5
votes

The title pretty much says it all..

What I'm trying to do is write a tool that will monitor a dll file containing a plugin and when I overwrite it, by recompiling, it should automatically reload it. I know I can make a copy, load the copy and monitor the original, but I thought there might be a better way.. If I understood it right the dll is completely loaded into memory so there shouldn't be a problem in deleting the file..

2

2 Answers

9
votes

No, that's not how Windows works. Loading a DLL merely creates a memory mapped file, nothing is actually read from the file beyond the relocations (if necessary). Not until your code calls an exported function. Which causes a page fault because the code wasn't loaded yet. Now the code gets read from the file into RAM. If space is needed for other processes then the pages simply gets unmapped. Getting reloaded again on the next page fault.
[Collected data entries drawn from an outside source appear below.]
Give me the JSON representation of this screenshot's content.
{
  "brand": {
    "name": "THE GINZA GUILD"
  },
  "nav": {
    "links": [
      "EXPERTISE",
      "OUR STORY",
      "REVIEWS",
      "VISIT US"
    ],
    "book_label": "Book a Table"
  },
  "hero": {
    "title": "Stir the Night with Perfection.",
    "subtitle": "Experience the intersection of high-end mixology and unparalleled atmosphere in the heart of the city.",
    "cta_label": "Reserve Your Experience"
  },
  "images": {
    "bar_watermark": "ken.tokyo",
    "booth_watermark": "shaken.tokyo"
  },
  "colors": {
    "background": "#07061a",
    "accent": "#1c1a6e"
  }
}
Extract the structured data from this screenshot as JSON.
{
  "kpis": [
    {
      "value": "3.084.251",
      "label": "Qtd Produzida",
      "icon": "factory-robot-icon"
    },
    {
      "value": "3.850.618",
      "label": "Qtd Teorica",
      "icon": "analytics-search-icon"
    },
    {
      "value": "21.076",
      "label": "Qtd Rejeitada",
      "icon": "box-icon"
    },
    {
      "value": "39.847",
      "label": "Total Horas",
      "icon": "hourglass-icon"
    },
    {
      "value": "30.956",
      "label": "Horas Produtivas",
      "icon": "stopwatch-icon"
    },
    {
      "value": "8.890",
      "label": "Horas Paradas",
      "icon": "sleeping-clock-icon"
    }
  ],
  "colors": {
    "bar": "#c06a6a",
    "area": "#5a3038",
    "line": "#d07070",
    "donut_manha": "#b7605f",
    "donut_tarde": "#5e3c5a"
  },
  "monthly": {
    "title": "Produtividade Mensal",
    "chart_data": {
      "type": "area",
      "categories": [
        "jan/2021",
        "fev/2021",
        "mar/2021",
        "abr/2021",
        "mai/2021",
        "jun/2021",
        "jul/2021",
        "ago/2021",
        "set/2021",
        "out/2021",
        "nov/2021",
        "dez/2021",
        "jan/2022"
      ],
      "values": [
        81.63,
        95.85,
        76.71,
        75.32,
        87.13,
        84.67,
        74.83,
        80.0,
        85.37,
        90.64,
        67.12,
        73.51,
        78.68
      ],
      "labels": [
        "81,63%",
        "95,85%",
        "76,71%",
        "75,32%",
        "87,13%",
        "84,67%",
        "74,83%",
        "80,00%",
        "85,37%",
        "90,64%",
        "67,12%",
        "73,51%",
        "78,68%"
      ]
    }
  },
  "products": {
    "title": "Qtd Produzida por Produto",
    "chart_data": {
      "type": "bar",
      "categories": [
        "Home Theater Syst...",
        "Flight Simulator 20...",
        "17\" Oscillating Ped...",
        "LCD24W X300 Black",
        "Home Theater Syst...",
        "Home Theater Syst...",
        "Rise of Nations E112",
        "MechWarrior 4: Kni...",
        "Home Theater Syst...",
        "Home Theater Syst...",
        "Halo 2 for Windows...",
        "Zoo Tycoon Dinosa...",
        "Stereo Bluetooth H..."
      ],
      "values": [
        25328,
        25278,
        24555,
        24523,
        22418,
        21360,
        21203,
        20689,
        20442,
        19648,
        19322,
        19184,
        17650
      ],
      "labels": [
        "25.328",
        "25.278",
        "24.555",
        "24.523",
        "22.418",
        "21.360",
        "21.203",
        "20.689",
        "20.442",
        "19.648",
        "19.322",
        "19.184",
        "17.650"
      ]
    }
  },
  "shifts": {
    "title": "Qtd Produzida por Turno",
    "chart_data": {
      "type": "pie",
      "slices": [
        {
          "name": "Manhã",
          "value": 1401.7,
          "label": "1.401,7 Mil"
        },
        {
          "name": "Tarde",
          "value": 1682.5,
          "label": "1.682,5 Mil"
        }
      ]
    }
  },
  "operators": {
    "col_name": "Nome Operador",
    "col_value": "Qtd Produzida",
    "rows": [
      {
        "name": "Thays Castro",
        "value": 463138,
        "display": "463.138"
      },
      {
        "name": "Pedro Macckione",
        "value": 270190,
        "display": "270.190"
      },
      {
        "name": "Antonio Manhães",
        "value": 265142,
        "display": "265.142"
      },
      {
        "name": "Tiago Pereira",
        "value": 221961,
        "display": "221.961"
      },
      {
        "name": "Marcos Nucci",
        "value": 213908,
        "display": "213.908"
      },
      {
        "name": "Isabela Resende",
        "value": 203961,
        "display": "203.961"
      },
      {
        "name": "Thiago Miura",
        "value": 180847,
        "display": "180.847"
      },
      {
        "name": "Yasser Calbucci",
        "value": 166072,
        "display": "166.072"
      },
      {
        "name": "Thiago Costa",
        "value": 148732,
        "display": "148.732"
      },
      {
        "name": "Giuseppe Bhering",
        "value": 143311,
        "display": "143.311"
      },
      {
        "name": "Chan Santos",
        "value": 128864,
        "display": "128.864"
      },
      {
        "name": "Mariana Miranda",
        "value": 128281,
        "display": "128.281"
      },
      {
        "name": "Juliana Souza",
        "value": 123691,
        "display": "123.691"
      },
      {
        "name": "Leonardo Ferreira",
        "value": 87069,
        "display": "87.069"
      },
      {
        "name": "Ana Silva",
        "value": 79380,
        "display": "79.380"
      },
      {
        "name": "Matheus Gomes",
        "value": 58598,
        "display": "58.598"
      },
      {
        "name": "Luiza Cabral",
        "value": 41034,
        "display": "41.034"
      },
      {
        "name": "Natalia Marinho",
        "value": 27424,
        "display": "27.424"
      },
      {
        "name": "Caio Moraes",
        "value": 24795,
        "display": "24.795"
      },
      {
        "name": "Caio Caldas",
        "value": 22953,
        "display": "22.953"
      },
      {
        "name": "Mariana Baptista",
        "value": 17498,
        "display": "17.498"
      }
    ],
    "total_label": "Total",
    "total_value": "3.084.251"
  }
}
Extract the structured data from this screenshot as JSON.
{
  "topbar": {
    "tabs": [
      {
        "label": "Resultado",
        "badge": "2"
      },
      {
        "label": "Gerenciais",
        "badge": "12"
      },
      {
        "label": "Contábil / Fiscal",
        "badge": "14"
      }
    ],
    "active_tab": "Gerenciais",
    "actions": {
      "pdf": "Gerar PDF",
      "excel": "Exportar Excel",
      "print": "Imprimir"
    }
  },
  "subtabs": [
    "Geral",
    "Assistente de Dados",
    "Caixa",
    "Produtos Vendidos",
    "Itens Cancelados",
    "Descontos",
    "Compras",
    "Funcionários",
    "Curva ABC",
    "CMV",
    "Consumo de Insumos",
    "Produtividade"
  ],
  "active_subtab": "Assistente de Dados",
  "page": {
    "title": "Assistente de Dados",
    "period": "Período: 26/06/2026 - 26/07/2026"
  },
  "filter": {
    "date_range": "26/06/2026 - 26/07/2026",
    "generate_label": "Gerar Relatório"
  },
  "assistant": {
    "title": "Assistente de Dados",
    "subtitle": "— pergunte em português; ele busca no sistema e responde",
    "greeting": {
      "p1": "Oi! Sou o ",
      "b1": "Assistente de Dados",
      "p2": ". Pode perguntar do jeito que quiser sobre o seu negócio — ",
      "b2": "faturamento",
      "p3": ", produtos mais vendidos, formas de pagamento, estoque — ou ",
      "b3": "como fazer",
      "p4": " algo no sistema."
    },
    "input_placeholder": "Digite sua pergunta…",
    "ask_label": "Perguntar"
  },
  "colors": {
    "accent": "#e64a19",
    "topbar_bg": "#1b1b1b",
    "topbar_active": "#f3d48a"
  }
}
The MMF puts a hard lock on the file. You can only rename it, not overwrite or delete it. That would crash the program. Release the lock with FreeLibrary().

-1
votes

Haven't tried it, I'm not on my Windows machine right now, but I think that Windows locks the file against writing when loading a DLL. You should check that first, can you actually overwrite the DLL (e.g. by compiling a new version) or does the compiler complain with "permission denied".

Otherwise I suppose you could use the file change notification API to achieve your goal.